Un nuovo studio cinese sul Coronavirus avrebbe scoperto che tutti i pazienti guariti da SARS-CoV-2 svilupperebbero anticorpi atti a proteggere il sistema immunitario da una seconda infezione. Non è proprio così.
Nella giornata di ieri, l’autorevole rivista scientifica Nature Medicine ha pubblicato una ricerca sul nuovo virus condotta da diversi esperti che lavorano in Cina, in tre diverse strutture della Chongqing Medical University (Chongqing Three Gorges Central Hospital, Youngchuan Hospital e Chongqing Public Health Medical Center), una zona vicino alla provincia di Hubei, il punto di partenza della pandemia.
Sostanzialmente, i ricercatori hanno scoperto che “entro 19 giorni dall’esordio dei sintomi, il 100% dei pazienti è risultato positivo all’immunoglobulina G (IgG) antivirale”. Inoltre, si è verificata “contemporaneamente o in sequenza” una “sieroconversione per IgG e IgM (immunoglobulina M)”.
Cosa significa?

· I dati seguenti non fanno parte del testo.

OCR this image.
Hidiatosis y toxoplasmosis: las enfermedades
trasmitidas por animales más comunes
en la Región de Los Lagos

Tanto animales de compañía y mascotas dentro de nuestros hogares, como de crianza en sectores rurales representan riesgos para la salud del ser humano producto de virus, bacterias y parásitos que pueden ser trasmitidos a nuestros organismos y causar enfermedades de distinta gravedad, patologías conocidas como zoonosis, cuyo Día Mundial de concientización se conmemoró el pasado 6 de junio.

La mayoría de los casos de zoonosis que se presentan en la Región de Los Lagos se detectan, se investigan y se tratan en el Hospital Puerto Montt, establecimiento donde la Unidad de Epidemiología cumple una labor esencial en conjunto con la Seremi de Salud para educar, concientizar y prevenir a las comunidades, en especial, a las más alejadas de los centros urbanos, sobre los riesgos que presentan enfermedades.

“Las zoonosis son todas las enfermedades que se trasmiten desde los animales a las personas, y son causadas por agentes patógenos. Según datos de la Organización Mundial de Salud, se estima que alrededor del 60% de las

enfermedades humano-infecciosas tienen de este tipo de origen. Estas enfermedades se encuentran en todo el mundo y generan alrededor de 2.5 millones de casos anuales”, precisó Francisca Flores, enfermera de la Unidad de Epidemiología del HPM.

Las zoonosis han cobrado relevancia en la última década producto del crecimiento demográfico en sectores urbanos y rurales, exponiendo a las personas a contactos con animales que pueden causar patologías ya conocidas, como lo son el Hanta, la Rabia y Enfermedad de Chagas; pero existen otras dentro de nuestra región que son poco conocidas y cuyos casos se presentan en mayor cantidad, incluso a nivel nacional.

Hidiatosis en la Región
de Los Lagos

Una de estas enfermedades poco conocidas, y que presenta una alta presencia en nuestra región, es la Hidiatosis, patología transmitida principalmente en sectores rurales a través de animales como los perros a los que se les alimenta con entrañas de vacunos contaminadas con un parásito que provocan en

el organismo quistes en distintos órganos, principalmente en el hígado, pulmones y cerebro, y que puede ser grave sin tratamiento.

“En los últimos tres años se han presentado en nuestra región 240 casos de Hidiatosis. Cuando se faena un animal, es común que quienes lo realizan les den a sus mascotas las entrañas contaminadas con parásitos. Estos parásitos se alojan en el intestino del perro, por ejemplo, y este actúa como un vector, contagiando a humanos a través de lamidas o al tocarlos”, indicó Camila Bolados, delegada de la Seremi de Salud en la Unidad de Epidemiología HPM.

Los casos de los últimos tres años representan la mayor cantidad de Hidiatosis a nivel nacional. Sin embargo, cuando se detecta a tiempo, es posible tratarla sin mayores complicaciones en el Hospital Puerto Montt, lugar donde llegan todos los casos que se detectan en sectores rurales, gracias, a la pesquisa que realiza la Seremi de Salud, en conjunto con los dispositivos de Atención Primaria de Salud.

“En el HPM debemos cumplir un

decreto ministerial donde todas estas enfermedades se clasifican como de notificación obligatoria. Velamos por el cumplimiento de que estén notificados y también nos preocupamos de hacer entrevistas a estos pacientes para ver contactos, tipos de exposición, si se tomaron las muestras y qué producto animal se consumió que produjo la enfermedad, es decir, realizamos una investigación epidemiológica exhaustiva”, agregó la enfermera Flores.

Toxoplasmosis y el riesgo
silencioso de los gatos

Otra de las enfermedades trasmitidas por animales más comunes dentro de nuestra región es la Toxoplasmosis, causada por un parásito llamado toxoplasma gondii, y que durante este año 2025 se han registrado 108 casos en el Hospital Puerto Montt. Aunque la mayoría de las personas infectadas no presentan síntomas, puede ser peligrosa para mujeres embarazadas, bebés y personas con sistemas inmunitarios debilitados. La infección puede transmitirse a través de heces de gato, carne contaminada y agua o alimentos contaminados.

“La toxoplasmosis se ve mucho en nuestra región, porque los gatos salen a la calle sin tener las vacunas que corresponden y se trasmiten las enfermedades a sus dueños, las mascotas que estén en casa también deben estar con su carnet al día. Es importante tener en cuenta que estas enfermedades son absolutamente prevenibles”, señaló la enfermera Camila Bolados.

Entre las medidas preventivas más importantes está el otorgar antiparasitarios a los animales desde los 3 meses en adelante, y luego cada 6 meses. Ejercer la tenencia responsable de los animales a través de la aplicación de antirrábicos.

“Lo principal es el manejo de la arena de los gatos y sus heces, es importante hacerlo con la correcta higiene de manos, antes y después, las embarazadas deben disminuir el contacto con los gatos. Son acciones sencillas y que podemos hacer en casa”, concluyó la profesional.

Per sieroconversione si intende il processo secondo cui un soggetto passa dallo stato di sieronegatività (assenza di anticorpi nel plasma sanguigno) a sieropositività (presenza degli anticorpi).
Inoltre, gli IgM sono anticorpi che si attivano quando l’organismo entra in contatto con una nuova infezione o una sostanza esterna, ed è una protezione breve. Invece, gli IgG sono anticorpi che lavorano sul lungo periodo, e quindi potrebbero prevenire una nuova infezione da SARS-CoV-2. Sarà veramente così?
Coronavirus, si avrà l’immunità? No
Essenzialmente, lo studio non sottolinea che i guariti da nuovo Coronavirus sviluppino anticorpi atti a proteggerci, sempre e comunque, da una seconda infezione.
Gli esperti scrivono che “la percentuale di pazienti con IgG positivo per virus hanno raggiunto il 100% circa 17-19 giorni dopo l’insorgenza dei sintomi”, in “livelli diversi” ai quali “non corrispondono particolari caratteristiche cliniche dei pazienti”. Invece, per quanto riguarda l’IgM, “ha raggiunto un picco del 94,1% circa 20-22 giorni dopo l’insorgenza dei sintomi”.
Perciò, sui pazienti studiati (solo 285), è stato notato che “durante le prime 3 settimane dopo l’insorgenza dei sintomi, ci sono stati aumenti degli anticorpi IgG e IgM specifici del virus”. Ciò non dimostra, però, che sono gli anticorpi perfetti a proteggerci dal ritorno dell’infezione da nuovo Coronavirus.
In poche parole, lo studio non specifica che un individuo con sistema immunitario sano, dopo essersi ammalato e guarito, sviluppa anticorpi IgG e IgM che lo proteggono totalmente da una seconda infezione, così da ottenere l’immunità. Bensì “evidenzia l’importanza dei test sierologici per ottenere stime più accurate dell’entità della pandemia da COVID-19″.
Cioè, è un tassello molto importante per comprendere ancora di più come possiamo difenderci dal nuovo Coronavirus, ma non è la risposta definitiva.
Lo stesso report, inoltre, specifica che ci sono forti limitazioni ai propri risultati. Ad esempio, non hanno testato “campioni per la neutralizzazione dei virus e quindi le attività di neutralizzazione degli anticorpi IgG non sono note”. Inoltre, “a causa delle piccole dimensioni del campione di pazienti in condizioni gravi e critiche (39, ndr), è difficile determinare l’associazione tra risposta anticorporale e decorso clinico”.
Coronavirus, Burioni: “Nessuna garanzia di immunità
Un’ulteriore conferma ci viene data da Roberto Burioni, il primo a lanciare la notizia su Twitter. Il virologo, infatti, ha spiegato a Open che questo studio non conferma l’immunità a una seconda infezione da Coronavirus, in quanto “la situazione è diversa da virus a virus”. Sicuramente, però, è un passo in avanti molto importante, soprattutto in vista della Fase 2.